With this in mind, our current Zacks estimates call for GIS adjusted Q4 FY20 earnings to jump 25.3% to $1.04 a share, on 17.3% higher sales for the period ended in late May. General Mills hasn’t posted that kind of growth in years.
Meanwhile, Conagra’s Q4 sales are projected to soar 22% to help lift its adjusted earnings by over 83% to $0.66 a share.
Despite this projected growth, both stocks have moved sideways for roughly two months, after surging initially as part of the market’s larger climb off its March 23 lows. Therefore, Wall Street might have already priced in these projected booms.
GIS shares are up 12% in 2020 and currently rest around 6% off their 52-week highs.
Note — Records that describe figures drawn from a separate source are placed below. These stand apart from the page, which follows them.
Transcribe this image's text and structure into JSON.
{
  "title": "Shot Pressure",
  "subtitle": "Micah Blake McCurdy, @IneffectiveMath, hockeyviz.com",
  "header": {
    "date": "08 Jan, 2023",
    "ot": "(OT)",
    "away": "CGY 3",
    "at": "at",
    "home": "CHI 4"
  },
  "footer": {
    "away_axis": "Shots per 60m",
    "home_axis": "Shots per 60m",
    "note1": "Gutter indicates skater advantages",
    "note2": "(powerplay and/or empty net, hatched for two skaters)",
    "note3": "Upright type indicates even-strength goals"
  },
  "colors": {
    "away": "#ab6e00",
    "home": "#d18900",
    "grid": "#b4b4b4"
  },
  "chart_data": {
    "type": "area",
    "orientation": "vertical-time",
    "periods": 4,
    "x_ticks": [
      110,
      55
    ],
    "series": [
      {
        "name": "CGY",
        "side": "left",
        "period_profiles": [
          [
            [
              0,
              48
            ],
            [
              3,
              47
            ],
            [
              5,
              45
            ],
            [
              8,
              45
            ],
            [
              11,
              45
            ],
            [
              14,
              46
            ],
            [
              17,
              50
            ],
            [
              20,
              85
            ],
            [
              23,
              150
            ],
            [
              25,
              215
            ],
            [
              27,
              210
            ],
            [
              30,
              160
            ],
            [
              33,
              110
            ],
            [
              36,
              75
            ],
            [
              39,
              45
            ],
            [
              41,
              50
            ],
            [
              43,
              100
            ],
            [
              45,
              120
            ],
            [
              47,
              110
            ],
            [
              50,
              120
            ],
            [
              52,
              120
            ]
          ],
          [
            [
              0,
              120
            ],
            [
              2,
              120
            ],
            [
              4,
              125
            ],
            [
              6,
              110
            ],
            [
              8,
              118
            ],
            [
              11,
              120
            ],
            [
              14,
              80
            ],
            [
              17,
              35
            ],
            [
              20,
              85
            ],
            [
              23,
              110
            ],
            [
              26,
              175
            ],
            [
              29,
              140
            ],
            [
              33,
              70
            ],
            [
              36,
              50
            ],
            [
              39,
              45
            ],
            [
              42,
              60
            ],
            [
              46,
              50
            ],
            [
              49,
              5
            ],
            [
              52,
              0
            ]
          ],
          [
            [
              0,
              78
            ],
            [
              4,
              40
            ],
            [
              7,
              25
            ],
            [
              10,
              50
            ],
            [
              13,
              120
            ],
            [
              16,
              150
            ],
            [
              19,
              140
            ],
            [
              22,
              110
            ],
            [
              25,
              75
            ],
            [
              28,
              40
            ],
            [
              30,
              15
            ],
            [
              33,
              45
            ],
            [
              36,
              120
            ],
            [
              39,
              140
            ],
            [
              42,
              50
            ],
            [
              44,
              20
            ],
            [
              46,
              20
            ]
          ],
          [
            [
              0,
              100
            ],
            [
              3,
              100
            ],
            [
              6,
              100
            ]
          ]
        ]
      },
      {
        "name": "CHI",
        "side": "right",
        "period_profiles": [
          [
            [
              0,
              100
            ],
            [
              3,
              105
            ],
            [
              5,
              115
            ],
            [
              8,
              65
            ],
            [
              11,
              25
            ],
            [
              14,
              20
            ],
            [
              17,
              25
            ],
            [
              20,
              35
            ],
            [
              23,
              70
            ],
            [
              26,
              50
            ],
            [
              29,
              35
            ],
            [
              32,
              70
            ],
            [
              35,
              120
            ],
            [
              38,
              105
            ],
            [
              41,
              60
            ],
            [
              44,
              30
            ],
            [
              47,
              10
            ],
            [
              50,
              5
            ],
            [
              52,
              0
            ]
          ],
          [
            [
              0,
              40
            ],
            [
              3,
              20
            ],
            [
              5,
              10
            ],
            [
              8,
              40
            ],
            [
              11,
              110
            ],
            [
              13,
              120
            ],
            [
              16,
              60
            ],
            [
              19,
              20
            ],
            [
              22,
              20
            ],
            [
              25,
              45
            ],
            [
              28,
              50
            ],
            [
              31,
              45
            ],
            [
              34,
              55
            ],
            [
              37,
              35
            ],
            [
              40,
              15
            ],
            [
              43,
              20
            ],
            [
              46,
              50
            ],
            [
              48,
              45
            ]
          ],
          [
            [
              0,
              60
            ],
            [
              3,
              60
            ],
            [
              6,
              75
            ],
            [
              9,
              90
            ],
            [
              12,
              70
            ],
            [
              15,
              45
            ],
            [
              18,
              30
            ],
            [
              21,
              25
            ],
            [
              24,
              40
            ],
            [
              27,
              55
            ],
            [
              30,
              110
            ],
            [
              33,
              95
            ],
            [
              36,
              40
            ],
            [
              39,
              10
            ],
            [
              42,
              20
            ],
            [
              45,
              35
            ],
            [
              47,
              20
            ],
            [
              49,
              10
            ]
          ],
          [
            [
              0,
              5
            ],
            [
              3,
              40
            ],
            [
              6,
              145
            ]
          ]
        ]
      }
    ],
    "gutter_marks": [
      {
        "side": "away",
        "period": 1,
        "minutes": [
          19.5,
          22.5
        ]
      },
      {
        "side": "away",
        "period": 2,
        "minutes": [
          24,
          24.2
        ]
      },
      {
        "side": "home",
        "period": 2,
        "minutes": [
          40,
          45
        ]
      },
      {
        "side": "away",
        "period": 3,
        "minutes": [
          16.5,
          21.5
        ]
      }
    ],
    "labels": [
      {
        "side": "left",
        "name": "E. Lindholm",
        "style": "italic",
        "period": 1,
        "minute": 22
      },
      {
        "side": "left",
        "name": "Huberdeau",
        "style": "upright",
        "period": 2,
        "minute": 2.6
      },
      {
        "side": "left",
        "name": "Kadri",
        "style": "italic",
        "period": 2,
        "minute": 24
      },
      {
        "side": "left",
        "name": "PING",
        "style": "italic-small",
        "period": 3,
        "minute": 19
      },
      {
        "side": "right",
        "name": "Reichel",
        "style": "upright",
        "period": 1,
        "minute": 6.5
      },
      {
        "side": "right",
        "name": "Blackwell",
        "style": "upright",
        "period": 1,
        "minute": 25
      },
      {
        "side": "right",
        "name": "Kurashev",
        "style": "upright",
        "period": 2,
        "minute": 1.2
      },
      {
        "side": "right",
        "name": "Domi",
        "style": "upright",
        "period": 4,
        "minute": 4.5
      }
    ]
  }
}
And CAG stock is still down slightly on the year and 5% off its highs.
GIS is acurrently a Zacks Rank #3 (Hold) and its 3.3% dividend yield tops its industry’s 0.15% average heading into its Q4 report on Wednesday, July 1. Conagra is also a Zacks Rank #3 (Hold), with a 2.58% yield and is set to report on Tuesday, June 30.
Some might take a chance on CAG or GIS seeing a post-Q4 earnings jump. That said, Wall Street clearly hasn’t been impressed recently, which means investors might want to hold off for now.